Without my beat-up old L-4, that mission would not have been fired, and that enemy battalion would have gone into combat somewhere against our infantry, to be vanquished only at the probable cost of many American casualties. I think the event went a long way toward supporting the conclusion reached by some postwar study that proclaimed, in essence, that the most cost-effective piece of materiel in the U.S. Army in World War II was the Piper L-4 airplane used by field artillery units. In 1943, the cost to the government of an L-4 was only $2,800.

While our troops were searching the field and recovering the abandoned Japanese equipment and supplies, I was keeping an eye on them. Well down the ridge beyond the main area of the search, I saw a Japanese officer lying in the shadow of the trunk of a lone tree a few yards off the dirt road. As an hour passed, the shadow moved, of course, but I noticed that it did not move off of the officer. Very cleverly, he was imperceptibly inching sideways just enough to remain in the shadow, which he probably thought would keep him from being seen. But it was his very cleverness that exposed him as not dead, just wounded.

When I notified the commander of our patrol on the ground, he sent one sergeant down the road to take care of the enemy officer—by capturing him, I had supposed. But I should have known better.
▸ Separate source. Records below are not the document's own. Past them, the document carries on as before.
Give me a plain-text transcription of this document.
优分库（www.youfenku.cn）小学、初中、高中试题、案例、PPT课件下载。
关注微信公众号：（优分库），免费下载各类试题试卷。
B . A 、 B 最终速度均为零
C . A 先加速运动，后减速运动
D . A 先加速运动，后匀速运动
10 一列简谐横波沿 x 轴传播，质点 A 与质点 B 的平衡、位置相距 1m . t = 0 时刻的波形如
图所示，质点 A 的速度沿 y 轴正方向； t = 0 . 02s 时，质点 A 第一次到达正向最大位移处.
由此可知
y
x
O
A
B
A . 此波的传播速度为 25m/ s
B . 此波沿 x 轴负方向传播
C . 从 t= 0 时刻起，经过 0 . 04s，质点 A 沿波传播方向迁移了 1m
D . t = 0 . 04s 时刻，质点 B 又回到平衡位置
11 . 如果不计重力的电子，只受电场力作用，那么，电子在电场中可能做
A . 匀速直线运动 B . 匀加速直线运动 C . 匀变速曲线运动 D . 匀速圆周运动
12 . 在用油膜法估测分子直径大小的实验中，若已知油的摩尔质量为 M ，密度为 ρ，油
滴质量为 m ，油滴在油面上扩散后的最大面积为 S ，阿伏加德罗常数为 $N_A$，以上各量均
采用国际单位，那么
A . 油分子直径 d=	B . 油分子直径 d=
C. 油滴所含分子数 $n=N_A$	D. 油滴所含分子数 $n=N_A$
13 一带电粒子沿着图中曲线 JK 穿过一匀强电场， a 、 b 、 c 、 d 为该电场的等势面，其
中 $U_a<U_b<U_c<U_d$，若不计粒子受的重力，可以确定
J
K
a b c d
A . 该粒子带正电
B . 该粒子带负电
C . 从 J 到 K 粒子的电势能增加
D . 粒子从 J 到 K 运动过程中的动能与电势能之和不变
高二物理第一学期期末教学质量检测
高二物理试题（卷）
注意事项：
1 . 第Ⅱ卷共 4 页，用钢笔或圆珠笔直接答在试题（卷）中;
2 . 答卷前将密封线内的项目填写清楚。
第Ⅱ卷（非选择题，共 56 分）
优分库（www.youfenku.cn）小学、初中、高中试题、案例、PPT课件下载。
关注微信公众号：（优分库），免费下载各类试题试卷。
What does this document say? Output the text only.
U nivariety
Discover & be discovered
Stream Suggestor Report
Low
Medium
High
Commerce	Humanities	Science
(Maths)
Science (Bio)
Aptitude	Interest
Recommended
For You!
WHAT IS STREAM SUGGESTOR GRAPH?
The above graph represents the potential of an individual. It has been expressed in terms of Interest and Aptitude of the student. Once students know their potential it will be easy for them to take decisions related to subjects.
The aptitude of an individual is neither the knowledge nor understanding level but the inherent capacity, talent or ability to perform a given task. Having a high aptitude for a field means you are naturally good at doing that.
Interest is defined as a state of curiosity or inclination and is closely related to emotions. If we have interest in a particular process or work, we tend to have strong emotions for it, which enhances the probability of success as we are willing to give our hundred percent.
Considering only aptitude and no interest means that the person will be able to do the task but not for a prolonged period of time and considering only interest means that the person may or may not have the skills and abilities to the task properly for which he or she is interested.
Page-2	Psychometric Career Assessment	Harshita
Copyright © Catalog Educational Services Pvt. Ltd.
Crouched below a bank along the road, the sergeant moved down
until he was directly opposite the tree. Then he suddenly leaped up the bank, his rifle blazing. After that, the shadow moved slowly away from the clever captain. I was informed that his sword, an exceptionally nice one, was being sent to me, but I never received it.

Somewhere back up the line I threatened to tell a funny story about Fred Hoffman. Here it is:

When we were advancing on Baguio, we heard strong rumors of a new Japanese air defense weapon called the “barrage mortar” that was now in the hands of the troops opposing the 33d Division. Supposedly, batteries of barrage mortars would put up a barrage of shells ahead of and above approaching enemy planes. Each shell would descend on a parachute, and its proximity fuse would detonate the shell upon the near approach of a plane. We were advised to be on the lookout for these barrage mortars. I guess even the top G-2 people were not sure about the truth of the matter.

This rumor made us a little apprehensive for a few days. On one of those days, Fred was out flying just below a broken layer of cloud, intent upon his reconnaissance duties. Unknown to him, Dick Bortz was flying just above the same overcast, dropping propaganda leaflets. Fred glanced up and saw the air immediately ahead of him filled with fluttering white objects that he took to be parachutes, with more of them still descending out of the clouds. They said that his voice on the radio was high-pitched and frantic:

“Barrage mortars! Barrage mortars! I can't possibly avoid them! The sky is full of . . .”

He broke off and was silent for a few seconds. When he spoke again he was very quiet and sounded embarrassed.

“Disregard. It's just sheets of paper.”